Cuando terminaron de comer, el grupo se dividió y algunos se marcharon del edificio. Tina permaneció en el sitio, sin moverse, como si estuviera congelada. Muerta de miedo, indudablemente.

Santos se levantó y caminó hacia ella.

– Hola -murmuró con una sonrisa-. Me llamo Santos.

– Hola.

Su voz era dulce y denotaba un evidente temor. Demasiado dulce para ser una chica de la calle. De todas formas pensó que en poco tiempo maduraría. Se sentó a su lado, a cierta distancia y dijo:

– Te llamas Tina, ¿verdad?

– Sí.

– Scout dijo que te trajo Claire. Lo primero que debes saber sobre nosotros es que Scout siempre lo sabe todo -sonrió-. Y lo segundo, que cuidamos los unos de los otros.
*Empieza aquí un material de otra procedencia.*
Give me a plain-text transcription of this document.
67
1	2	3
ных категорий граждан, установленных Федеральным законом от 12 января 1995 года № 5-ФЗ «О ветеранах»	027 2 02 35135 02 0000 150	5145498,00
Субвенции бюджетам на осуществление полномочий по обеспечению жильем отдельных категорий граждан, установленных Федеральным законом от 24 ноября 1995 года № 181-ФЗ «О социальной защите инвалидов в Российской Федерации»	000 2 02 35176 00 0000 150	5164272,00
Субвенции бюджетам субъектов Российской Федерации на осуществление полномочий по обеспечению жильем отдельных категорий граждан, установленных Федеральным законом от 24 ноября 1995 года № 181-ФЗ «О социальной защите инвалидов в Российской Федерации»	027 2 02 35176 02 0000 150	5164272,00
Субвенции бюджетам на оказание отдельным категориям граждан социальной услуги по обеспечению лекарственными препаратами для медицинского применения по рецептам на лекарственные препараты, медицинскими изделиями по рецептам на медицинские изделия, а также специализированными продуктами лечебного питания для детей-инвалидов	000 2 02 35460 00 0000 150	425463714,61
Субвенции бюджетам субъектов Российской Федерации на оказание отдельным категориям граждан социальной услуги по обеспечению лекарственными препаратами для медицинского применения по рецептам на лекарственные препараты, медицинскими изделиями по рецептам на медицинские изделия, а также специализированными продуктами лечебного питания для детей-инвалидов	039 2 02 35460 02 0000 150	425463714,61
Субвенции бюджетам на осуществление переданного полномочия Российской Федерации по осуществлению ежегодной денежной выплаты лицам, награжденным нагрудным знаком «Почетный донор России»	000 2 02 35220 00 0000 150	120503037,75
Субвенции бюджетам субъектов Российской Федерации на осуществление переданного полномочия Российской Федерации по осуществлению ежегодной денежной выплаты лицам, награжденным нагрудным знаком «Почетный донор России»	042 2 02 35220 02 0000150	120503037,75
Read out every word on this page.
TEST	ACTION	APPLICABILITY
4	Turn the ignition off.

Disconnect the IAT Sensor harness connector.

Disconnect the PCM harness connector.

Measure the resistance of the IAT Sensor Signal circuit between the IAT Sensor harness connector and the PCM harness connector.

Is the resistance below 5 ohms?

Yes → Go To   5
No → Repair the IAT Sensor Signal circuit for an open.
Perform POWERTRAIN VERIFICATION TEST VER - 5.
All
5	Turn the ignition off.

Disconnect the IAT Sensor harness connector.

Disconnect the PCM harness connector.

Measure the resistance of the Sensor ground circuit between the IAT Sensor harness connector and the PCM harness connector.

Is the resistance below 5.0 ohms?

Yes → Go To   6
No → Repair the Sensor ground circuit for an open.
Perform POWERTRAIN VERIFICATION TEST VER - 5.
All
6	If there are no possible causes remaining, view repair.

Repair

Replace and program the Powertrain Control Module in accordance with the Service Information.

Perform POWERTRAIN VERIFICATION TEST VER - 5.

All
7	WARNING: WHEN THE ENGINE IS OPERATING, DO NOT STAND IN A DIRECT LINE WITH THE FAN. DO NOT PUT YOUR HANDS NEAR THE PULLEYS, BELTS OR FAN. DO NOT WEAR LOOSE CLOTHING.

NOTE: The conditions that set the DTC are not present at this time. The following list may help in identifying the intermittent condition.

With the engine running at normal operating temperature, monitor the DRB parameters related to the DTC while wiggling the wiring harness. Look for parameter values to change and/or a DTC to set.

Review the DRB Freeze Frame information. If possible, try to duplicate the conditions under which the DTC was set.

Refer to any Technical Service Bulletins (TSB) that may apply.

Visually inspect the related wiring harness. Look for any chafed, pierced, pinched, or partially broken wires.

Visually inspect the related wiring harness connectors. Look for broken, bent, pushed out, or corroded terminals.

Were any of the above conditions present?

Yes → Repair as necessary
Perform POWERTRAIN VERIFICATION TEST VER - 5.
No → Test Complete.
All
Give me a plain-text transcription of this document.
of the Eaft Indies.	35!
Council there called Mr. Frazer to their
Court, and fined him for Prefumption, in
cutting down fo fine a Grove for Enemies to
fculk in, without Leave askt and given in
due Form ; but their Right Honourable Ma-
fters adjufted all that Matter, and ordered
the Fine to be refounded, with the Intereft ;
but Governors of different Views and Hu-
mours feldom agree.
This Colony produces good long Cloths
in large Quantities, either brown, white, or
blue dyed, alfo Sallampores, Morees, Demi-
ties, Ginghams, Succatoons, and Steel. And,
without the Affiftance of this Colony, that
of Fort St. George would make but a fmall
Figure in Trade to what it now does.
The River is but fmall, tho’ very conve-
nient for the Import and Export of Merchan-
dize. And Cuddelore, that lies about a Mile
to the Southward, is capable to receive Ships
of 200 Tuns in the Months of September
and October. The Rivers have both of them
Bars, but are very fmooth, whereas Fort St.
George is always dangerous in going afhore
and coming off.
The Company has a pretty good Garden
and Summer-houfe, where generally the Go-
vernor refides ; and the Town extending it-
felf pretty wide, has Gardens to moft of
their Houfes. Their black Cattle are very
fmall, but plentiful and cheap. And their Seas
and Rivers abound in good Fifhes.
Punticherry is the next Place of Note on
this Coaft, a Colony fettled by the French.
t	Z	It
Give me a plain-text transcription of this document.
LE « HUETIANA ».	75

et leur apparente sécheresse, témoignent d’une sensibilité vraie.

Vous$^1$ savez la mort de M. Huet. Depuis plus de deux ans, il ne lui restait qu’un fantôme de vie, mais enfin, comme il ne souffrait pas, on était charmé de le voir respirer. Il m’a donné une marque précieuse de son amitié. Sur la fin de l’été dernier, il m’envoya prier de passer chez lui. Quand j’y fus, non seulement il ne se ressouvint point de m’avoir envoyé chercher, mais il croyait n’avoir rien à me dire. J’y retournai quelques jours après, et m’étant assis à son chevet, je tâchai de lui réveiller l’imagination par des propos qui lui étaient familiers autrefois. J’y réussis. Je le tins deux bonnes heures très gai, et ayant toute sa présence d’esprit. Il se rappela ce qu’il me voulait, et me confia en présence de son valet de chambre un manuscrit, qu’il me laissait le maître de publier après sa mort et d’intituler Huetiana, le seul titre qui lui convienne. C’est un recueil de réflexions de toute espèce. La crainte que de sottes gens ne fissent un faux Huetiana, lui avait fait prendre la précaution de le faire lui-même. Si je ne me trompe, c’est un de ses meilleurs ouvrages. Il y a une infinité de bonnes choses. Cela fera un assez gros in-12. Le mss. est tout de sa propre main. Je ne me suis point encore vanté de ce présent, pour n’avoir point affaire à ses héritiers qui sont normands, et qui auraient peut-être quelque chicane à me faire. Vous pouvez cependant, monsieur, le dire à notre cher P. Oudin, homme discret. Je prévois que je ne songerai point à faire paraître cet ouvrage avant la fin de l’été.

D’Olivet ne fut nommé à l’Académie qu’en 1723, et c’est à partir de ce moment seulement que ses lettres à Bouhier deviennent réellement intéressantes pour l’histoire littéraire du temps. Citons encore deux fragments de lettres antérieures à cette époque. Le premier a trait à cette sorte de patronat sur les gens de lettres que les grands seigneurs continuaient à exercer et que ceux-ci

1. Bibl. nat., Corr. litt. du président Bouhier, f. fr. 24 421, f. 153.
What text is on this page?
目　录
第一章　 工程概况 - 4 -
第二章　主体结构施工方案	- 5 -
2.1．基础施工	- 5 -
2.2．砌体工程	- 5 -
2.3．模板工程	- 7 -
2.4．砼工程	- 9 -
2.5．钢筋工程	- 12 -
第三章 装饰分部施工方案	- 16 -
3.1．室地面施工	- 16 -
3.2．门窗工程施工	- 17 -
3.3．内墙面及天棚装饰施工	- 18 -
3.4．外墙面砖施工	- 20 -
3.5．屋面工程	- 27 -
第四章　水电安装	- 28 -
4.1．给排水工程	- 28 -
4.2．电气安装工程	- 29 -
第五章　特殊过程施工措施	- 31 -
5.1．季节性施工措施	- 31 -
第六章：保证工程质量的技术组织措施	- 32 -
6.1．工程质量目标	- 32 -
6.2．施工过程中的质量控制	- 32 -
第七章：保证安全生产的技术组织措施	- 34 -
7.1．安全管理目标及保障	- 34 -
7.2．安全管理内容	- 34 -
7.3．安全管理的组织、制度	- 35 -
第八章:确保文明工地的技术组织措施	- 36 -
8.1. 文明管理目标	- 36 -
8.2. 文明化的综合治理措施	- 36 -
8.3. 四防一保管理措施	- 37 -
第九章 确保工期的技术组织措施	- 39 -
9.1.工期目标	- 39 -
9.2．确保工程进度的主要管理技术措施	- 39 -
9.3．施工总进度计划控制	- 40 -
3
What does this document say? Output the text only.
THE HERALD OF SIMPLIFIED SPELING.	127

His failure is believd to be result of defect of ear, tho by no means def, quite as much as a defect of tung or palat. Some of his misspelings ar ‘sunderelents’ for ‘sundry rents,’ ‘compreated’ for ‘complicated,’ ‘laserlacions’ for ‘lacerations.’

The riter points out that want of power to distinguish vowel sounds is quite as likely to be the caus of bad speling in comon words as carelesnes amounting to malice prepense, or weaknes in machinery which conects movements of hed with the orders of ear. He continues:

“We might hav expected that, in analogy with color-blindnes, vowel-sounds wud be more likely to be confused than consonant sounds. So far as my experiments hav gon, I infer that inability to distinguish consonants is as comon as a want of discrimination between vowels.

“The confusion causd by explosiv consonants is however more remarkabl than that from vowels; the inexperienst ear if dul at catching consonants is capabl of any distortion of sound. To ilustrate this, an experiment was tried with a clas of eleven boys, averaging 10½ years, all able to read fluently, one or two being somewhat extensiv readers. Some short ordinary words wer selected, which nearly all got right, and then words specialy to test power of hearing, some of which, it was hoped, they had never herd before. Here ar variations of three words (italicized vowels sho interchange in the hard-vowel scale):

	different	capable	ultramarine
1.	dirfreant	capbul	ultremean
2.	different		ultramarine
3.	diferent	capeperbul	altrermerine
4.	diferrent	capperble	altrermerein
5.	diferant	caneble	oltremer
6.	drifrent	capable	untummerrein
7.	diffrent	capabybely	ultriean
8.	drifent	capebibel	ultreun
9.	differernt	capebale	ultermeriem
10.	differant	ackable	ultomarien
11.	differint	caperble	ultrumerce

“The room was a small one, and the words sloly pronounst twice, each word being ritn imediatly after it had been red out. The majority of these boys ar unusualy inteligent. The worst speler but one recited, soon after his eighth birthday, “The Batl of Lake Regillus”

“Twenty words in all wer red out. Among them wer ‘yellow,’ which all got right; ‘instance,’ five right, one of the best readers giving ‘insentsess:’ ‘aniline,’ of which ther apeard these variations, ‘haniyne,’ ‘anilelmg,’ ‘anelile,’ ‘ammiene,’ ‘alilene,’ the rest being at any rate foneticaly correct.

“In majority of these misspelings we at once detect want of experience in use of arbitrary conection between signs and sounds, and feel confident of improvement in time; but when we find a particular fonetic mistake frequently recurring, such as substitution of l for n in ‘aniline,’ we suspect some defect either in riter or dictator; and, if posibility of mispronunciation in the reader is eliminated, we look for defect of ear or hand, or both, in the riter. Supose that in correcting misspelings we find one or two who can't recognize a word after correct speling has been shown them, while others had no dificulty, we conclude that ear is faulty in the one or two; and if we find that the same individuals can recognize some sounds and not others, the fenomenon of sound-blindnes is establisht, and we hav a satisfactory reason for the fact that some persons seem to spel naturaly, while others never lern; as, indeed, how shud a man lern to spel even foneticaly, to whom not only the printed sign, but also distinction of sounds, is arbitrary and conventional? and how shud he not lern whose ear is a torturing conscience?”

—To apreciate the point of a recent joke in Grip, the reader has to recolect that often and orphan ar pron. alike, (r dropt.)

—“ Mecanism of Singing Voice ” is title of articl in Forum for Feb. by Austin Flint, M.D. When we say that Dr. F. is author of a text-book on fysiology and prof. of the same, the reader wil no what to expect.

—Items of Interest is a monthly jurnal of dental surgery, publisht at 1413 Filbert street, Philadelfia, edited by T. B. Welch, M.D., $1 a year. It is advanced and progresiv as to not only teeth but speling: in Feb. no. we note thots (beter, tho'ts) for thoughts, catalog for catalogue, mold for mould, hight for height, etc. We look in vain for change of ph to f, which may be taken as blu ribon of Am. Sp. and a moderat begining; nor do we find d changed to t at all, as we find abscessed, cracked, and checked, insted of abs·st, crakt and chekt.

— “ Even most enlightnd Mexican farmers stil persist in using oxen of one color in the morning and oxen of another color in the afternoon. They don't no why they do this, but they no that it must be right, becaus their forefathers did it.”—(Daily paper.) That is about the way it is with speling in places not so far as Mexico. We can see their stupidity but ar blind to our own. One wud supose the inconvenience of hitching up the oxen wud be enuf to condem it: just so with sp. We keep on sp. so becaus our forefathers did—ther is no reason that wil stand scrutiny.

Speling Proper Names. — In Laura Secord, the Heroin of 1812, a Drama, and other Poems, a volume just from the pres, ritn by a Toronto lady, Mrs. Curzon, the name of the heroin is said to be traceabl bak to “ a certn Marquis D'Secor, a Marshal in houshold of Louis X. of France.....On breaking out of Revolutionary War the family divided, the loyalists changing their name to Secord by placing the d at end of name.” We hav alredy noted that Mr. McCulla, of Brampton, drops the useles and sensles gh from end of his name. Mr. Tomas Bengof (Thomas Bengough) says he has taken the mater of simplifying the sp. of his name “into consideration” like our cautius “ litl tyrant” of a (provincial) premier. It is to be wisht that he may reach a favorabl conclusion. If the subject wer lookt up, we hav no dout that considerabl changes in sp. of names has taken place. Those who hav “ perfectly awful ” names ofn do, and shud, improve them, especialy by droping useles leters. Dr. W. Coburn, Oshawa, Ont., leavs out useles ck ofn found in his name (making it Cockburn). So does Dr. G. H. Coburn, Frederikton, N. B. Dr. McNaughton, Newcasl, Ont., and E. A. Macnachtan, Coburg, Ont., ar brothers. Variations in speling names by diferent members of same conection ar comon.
Su actitud silenciosa le hizo pensar que prefería estar sola, de manera que se levantó.

– Bueno, si necesitas algo dímelo y te ayudaré en lo que pueda.

La chica levantó la mirada, y Santos notó que sus ojos estaban llenos de lágrimas. Era muy atractiva, de ojos azules y pelo castaño, más o menos de su edad, o tal vez algo mayor.

– Gracias -susurró.

– De nada -sonrió de nuevo-. Ya nos veremos.

– ¡Espera!

Santos se detuvo.

– Yo… No sé qué hacer. ¿Puedes ayudarme?

Santos imaginó que querría un lugar donde poder dormir a salvo, un hogar, y eso no podía proporcionárselo. Pero de todas formas se sentó a su lado otra vez.

– Lo intentaré. ¿Dónde quieres ir, Tina?

– A casa -respondió entre lágrimas-. Pero no puedo.

– ¿De dónde eres?

– De Algiers. Mi madre y yo…

En aquel momento la estridente sirena de un coche patrulla rompió el silencio de la noche.

– Oh, Dios mío! -exclamó Tina, aterrorizada. Se levantó de un salto y miró a su alrededor con desesperación, como un animal atrapado.

Santos la siguió.

– Eh, Tina, no pasa nada. Sólo…

Un segundo y un tercer coche de policía pasó a toda velocidad junto al colegio, en un estruendo de luz y de sonido casi insoportable.

– ¡No! -gritó la joven, tapándose los oídos-. ¡No!

– No te preocupes, Tina, no pasa nada.

Santos puso una mano sobre uno de sus hombros. Estaba aterrorizada. Se apartó de él y corrió hacia la puerta, pero consiguió detenerla antes de que huyera. Acto seguido la abrazó con fuerza.

Estaba histérica. Tina empezó a golpearlo una y otra vez.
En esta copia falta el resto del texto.